Sachith
Sachith.Engineer
22 May 2024

How WhatsApp Actually Works: A Gritty Deep Dive into Real-Time State at Scale

author image
W.P.S Lakshitha

Author

cover image

How WhatsApp Actually Works: A Gritty Deep Dive into Real-Time State at Scale

Let’s talk about the beast that is WhatsApp. Most people think it’s just a simple texting app, but under the hood? It’s a masterclass in distributed systems that would make any sane engineer weep. We’re talking 100 billion messages a day. No massive dashboards. No bloat. Just pure Erlang and FreeBSD holding the world together.

To understand why you’re being "ignored" by a contact, you have to look at the intersection of persistent state, binary-optimized protocols, and edge-triggered crypto. It's not just a UI trick. It's a high-stakes game of sub-millisecond latency.

The ELI5 (And Why Your "Pipe" Matters)

The whole system relies on a "perpetual pipe."

In the boring world of web browsing, your device asks for data and then hangs up. WhatsApp doesn't do that. It keeps a persistent TCP or WebSocket connection open as long as the app is even slightly awake. This "pipe" is a two-way street for tiny, invisible signals we call acknowledgments (ACKs).

When you hit send, that message flies through the pipe to a server.

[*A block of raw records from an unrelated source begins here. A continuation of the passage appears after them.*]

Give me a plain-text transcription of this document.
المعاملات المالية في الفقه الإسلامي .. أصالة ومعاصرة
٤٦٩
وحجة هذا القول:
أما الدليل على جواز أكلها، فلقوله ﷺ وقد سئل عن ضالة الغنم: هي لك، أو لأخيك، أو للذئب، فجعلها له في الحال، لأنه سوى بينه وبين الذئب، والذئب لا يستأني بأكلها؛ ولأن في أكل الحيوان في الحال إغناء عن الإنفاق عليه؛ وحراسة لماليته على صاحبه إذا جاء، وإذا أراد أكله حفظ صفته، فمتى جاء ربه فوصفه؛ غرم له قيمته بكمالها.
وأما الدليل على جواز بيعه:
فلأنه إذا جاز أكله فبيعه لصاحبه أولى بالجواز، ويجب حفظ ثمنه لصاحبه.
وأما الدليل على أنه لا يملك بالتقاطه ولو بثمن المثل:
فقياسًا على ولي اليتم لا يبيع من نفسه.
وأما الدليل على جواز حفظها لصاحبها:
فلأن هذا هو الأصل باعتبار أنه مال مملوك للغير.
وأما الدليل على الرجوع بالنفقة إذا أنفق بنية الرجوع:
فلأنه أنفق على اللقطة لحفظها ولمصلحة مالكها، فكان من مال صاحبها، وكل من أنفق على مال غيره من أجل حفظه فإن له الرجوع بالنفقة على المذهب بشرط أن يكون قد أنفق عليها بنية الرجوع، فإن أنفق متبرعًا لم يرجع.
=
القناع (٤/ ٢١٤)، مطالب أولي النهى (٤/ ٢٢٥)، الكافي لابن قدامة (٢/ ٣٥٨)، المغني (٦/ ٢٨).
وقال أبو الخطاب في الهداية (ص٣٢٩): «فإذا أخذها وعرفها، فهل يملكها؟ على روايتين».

  • The server shouts "got it!" and sends back the first gray tick.
  • Then, the server finds the recipient's pipe and shoves the message down.
  • If their phone catches it, it sends a signal back. Second gray tick.
  • But the blue ticks? That’s different. That happens only when the UI layer detects the message has actually hit the viewport.
  • At that exact microsecond, the device fires a read_receipt packet.
Message State Visual Indicator The "Trigger" What’s Actually Happening
Sent Single Gray Tick Client-to-Server Handoff Server sends an ACK to the sender's Erlang process.
Delivered Double Gray Tick Device-Level Receipt Recipient’s phone sends a delivery ACK after decryption.
Read Double Blue Tick Viewport Exposure The app triggers a read_receipt packet back to the mothership.
Pending Single Gray Tick Recipient Offline Message sits in the "offline queue" inside Mnesia.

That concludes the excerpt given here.